Several research groups and companies are trying to develop more efficient fluorescent emitters, trying to achieve PHOLED-like efficiency without the heavy metals. Professor Chihaya Adachi at Kyushu University is developing TADF (Thermally Activated Delayed Fluorescence) emitters that seem promising.

TADF based OLEDs are also being commercialized by Cynora (based on copper). Researchers from the Universities of Bonn, Regensburg, Utah and the MIT also developed a new method to enable phosphorescence OLEDs without any heavy atoms at room temperature.

Source: EurekAlert

Disclosure: the author of this post holds shares in Universal Display

Posted: Sep 25,2014 by Ron Mertens

Comments

Do you have any insight on whether this innovation will be sufficient to commercialize phosp. blue to the degree we have seen green emerge, or is this a big step but not yet enough? I don't see any public events for UDC currently, they will report earnings early in November. Coot

Nice paper. You can see it here...

http://www.nature.com/ncomms/2014/140925/ncomms6008/full/ncomms6008.html

Unfortunately, there is still a long long way to go for phosphorescent blue. If you look at the chart, LT95 has been improved from about 1 hour to about 10 hours (this is at 3000 cd/m2). This is still about 2 orders of magnitude too short. There is also the matter of poor color saturation. These are sky blue emitters, which can possibly be used in OLED lighting, but are not deep enough blue for OLED displays. Sadly, the deeper phosphorescent blues as needed for displays, have even shorter lifetime.
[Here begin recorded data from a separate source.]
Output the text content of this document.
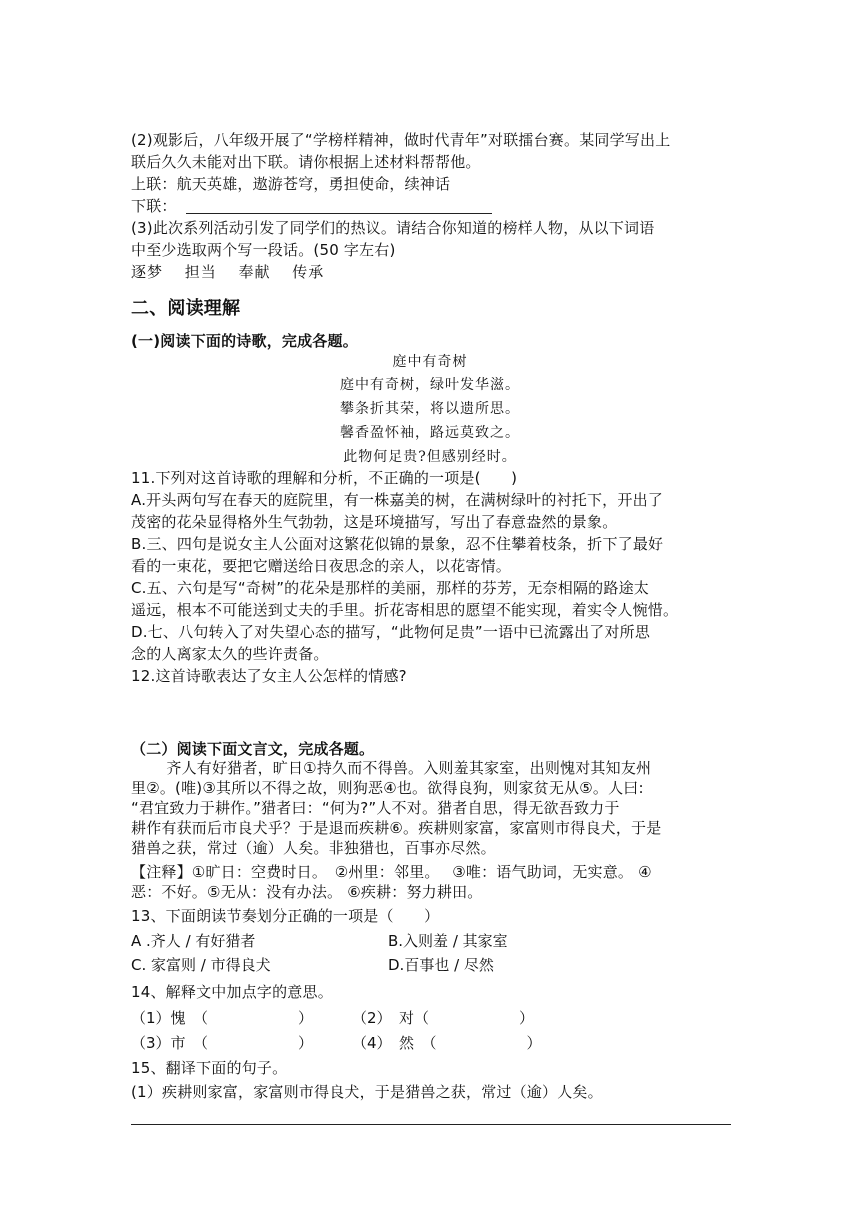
(2)观影后，八年级开展了“学榜样精神，做时代青年”对联擂台赛。某同学写出上
联后久久未能对出下联。请你根据上述材料帮帮他。
上联：航天英雄，遨游苍穹，勇担使命，续神话
下联：
(3)此次系列活动引发了同学们的热议。请结合你知道的榜样人物，从以下词语
中至少选取两个写一段话。(50 字左右)
逐梦　 担当　 奉献　 传承
二、阅读理解
(一)阅读下面的诗歌，完成各题。
庭中有奇树
庭中有奇树，绿叶发华滋。
攀条折其荣，将以遗所思。
馨香盈怀袖，路远莫致之。
此物何足贵?但感别经时。
11.下列对这首诗歌的理解和分析，不正确的一项是(　　)
A.开头两句写在春天的庭院里，有一株嘉美的树，在满树绿叶的衬托下，开出了
茂密的花朵显得格外生气勃勃，这是环境描写，写出了春意盎然的景象。
B.三、四句是说女主人公面对这繁花似锦的景象，忍不住攀着枝条，折下了最好
看的一束花，要把它赠送给日夜思念的亲人，以花寄情。
C.五、六句是写“奇树”的花朵是那样的美丽，那样的芬芳，无奈相隔的路途太
遥远，根本不可能送到丈夫的手里。折花寄相思的愿望不能实现，着实令人惋惜。
D.七、八句转入了对失望心态的描写，“此物何足贵”一语中已流露出了对所思
念的人离家太久的些许责备。
12.这首诗歌表达了女主人公怎样的情感?
（二）阅读下面文言文，完成各题。
　　 齐人有好猎者，旷日①持久而不得兽。入则羞其家室，出则愧对其知友州
里②。(唯)③其所以不得之故，则狗恶④也。欲得良狗，则家贫无从⑤。人曰:
“君宜致力于耕作。”猎者曰：“何为?”人不对。猎者自思，得无欲吾致力于
耕作有获而后市良犬乎？于是退而疾耕⑥。疾耕则家富，家富则市得良犬，于是
猎兽之获，常过（逾）人矣。非独猎也，百事亦尽然。
【注释】①旷日：空费时日。　②州里：邻里。　 ③唯：语气助词，无实意。 ④
恶：不好。⑤无从：没有办法。 ⑥疾耕：努力耕田。
13、下面朗读节奏划分正确的一项是（　　）
A .齐人 / 有好猎者	B.入则羞 / 其家室
C. 家富则 / 市得良犬	D.百事也 / 尽然
14、解释文中加点字的意思。
（1）愧　（　　　　　　）	（2）　对（　　　　　　）
（3）市　（　　　　　　）	（4）　然　（　　　　　　）
15、翻译下面的句子。
(1）疾耕则家富，家富则市得良犬，于是猎兽之获，常过（逾）人矣。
It's a nice paper (and conference presentation), but as mentioned the emitter used is from UDC's archive (I think it's been knocking around for 5-6 years.) It's a good way of demonstrating how to get better lifetime from device design, but UDC probably have already applied various LT-extending tricks to their devices years ago. For this emitter class I think I've seen UDC patent data showing 3000 h T50 which is better than this paper but still a long way short of what is required.

But this technique can probably be applied to any new blue PHOLED emitter. So we can expect UDC to use it with their latest blue emitters (maybe it also applies to green/red emitters too) and achieve even better results.

How efficient are These Blue PHOLEDs as Single Unit devices?

 

I always thought, that there is a Problem also with efficiency for Blue PHOLEDs.

A blue PHOLED will consume about 25% of the power of a comparable blue fluorescent emitter.